In Step 1 I explored the data also using Pandas. But this only worked for a sample of the data. I wrote an explicit function to read only x-thousand lines from the SAS file in order to keep good runtime performance.

Spark proved also a valid tool for assessing the data since PySpark implements basically a lot of Pandas' capabilities.

For production use the ETL process needs to be scheduled and monitored. I recommend here Apache Airflow. Using other scheduling tools could be possible but this is beyond my knowledge.

I developed all code in Jupyter notebooks as an "IDE". I tried to keep the code as simply and "pluggable" as possible. Then I copied everything into the "etl.py" and "nb_helpers.py" for commandline execution.

##### Spark scalability and performance improvements
* The ETL script takes about 15 minutes to complete
* Working with a sample of 1% results in a smaller immigration fact table, but the script's runtime does not significantly change
* This means that a **100-times increase in data** had **no significant impact** on processing
* Actually my test results were:

| Sample size | QA Checks | Output to S3 | Runtime         |
|-------------|-----------|--------------|-----------------|
| 100% | YES | NO | 20 minutes |
| 100% | NO | NO |  6:30 minutes |
| 1% | YES | NO |  16 minutes |
| 1% | NO | NO |  8 minutes |
| 100% | NO | YES |  6:20 minutes |
| 1% | NO | YES |  5:41 minutes |
| 1% | YES | YES | 16:27 minutes


#### Scheduling Updates

* **Immigration Data** - since each file contains data for a complete month I would opt for a monthly update as well. This is of course under the assumption that the exact date and location of the source data production is known.
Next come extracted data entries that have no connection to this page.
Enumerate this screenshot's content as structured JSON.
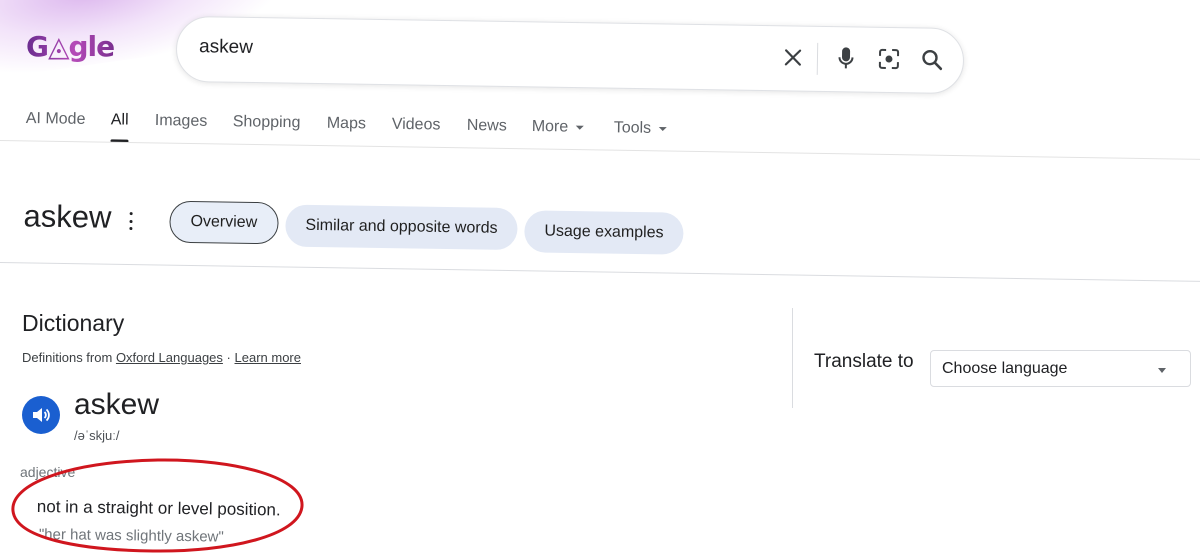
{
  "logo": {
    "text": "G◬gle"
  },
  "search": {
    "query": "askew"
  },
  "nav": {
    "tabs": [
      "AI Mode",
      "All",
      "Images",
      "Shopping",
      "Maps",
      "Videos",
      "News",
      "More",
      "Tools"
    ],
    "active": "All"
  },
  "word_header": {
    "word": "askew",
    "chips": [
      "Overview",
      "Similar and opposite words",
      "Usage examples"
    ],
    "selected_chip": "Overview"
  },
  "dictionary": {
    "title": "Dictionary",
    "source_prefix": "Definitions from",
    "source_link": "Oxford Languages",
    "separator": "·",
    "learn_more": "Learn more",
    "headword": "askew",
    "phonetic": "/əˈskjuː/",
    "part_of_speech": "adjective",
    "definition": "not in a straight or level position.",
    "example": "\"her hat was slightly askew\""
  },
  "translate": {
    "label": "Translate to",
    "placeholder": "Choose language"
  },
  "colors": {
    "annotation_circle": "#d0161e",
    "speaker_button": "#1a5fd0",
    "chip_background": "#e3e9f5"
  },
  "icons": [
    "clear-icon",
    "microphone-icon",
    "lens-camera-icon",
    "search-icon",
    "more-vert-icon",
    "speaker-icon",
    "dropdown-caret-icon"
  ]
}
* **Airport Data** - The data is updated daily, as the documentation states (https://datahub.io/core/airport-codes#automation). Since data quality proved rather poor here, with missing values and duplicates, I recommend a **daily update.**

* **Demographics Set** - The data on opendatasoft is from 2017 (last update). So my recommendation would be to **not update at all**. Since demographics hardly change this seems acceptable.
    * However since the United States Census Bureau has more datasets available it could also make sense to receive all historic data and then wait for **yearly updates.
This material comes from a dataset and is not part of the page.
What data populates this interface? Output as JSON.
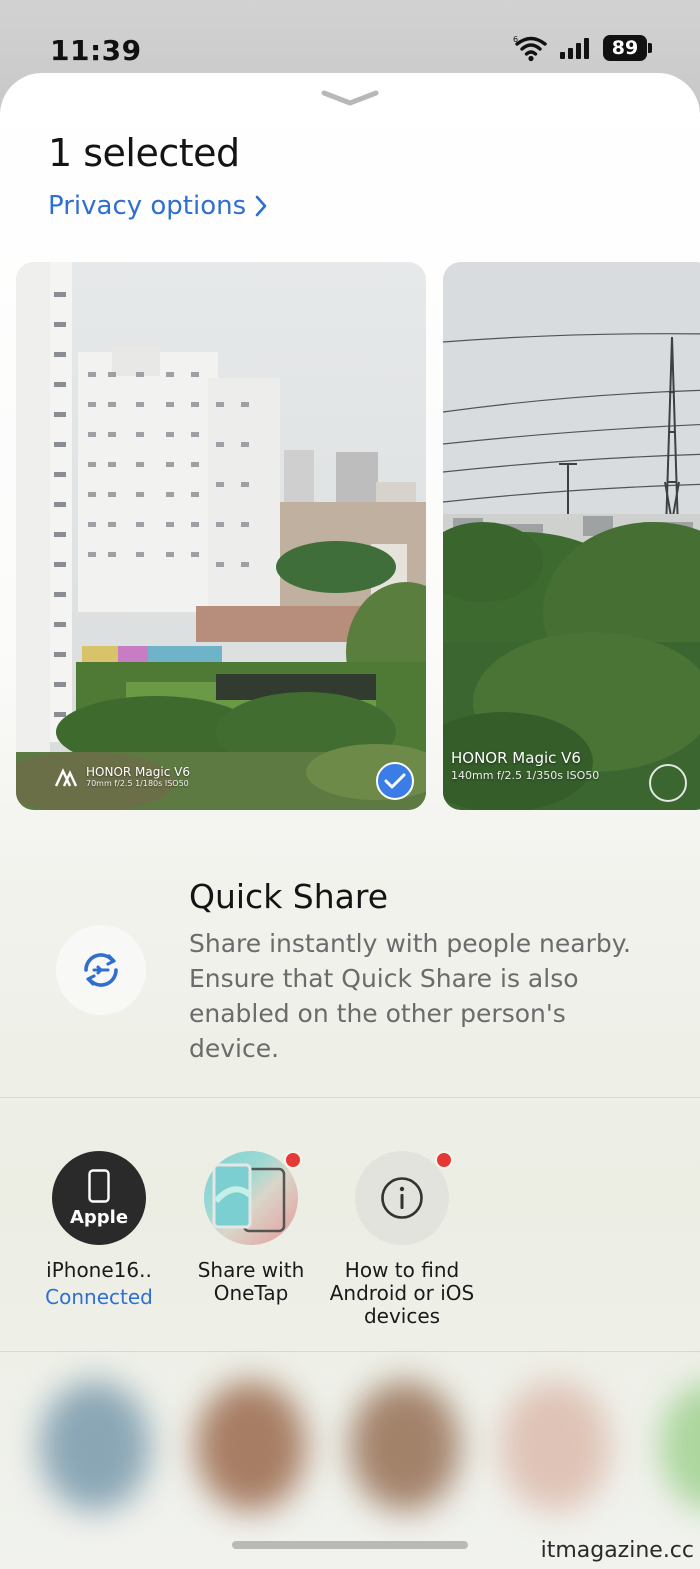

#### Alternative Scenarios

**The data was increased by 100x.**

As explained above already only the airport data needs a daily update. The other sources change only on monthly and yearly basis.
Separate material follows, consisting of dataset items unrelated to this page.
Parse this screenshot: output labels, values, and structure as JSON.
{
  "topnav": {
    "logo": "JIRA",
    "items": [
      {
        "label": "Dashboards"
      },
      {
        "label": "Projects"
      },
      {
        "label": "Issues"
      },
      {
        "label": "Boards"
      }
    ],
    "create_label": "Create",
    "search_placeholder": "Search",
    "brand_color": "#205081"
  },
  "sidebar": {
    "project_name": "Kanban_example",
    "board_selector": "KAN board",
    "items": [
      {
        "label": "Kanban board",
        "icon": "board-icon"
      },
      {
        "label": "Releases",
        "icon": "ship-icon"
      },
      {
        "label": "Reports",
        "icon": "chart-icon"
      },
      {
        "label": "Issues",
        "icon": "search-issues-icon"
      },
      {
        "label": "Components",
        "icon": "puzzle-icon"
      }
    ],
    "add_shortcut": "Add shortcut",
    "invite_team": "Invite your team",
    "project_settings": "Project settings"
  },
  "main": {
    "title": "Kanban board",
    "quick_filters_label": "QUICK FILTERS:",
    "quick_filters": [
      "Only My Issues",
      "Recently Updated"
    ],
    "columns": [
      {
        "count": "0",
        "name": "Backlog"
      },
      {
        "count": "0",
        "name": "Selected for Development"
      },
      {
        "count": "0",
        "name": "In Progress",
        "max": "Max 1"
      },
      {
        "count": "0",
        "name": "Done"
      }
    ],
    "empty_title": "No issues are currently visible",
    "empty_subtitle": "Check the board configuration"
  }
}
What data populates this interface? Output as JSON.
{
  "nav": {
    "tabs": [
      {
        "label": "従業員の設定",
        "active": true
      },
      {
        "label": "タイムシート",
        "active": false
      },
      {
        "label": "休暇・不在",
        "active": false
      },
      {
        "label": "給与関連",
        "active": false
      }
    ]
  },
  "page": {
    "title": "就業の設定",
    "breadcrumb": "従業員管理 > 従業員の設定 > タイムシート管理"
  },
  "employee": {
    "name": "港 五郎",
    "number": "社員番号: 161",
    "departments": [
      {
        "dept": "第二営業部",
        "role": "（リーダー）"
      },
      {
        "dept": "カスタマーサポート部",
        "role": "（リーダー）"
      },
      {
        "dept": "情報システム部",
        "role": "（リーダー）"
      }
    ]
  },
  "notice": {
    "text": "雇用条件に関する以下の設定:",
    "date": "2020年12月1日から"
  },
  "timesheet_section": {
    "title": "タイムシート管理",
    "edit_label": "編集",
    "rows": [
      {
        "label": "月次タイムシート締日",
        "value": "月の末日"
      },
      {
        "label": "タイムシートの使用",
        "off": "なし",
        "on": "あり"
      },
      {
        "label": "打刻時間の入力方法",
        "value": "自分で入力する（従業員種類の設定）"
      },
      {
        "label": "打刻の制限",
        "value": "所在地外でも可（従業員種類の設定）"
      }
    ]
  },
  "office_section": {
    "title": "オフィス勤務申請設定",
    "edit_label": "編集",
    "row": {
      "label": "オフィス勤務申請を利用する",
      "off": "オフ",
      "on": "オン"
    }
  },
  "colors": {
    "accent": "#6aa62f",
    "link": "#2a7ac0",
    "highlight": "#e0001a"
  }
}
_However_ airport data cannot increase by 100x since this would require an equal construction of airports, presumably. The same affects the demographics data which _is already aggregated_. So an increase makes no sense here.

Even if the size of this data increased I cannot see any performance issues coming up from the data model perspective.

But IF Immigration data would have a size of 50 GB per month instead of (roughly) 500 MB we would face some issues:
* Current processing time, including QA checks is 25 minutes
* In theory a linear increase of runtime would mean, the ETL script would have a processing time of 50 hours (estimated 30 mins for current size)
* This means (at minimum) a 100x **cost increase** to run it in AWS
    * So not only for cost reasons does it make sense then to select a different approach, but also because of possible scaling issues in Spark
* **Spark** tries to keep all data in memory so reading this data requires a large instance (e.g. `r4.4xlarge` which is memory-optimized)
    * **Recommendation 1: choose a larger instance**
* Another (probably more cost-effective way) is to split up the data (which also reqires compute power btw)
    * **Recommendation 2: check if data can be splitted, e.g. by US State or Airport and then imported in parallel**
    


**The data populates a dashboard that must be updated on a daily basis by 7am every day.**

I recommend to setup a daily data quality check and update of the data which runs during the night. Given the current runtime the update should start before 6:30 am.


**The database needed to be accessed by 100+ people.

Even if 100+ people needed access to the data I believe a large enough Redshift instance should be able to serve this requirement.

For less customers, even a small Postgres instance could be sufficient.

However if access should be granted it requires a "form of access" like a web gui - which needs to be taken into account when designing the overall system.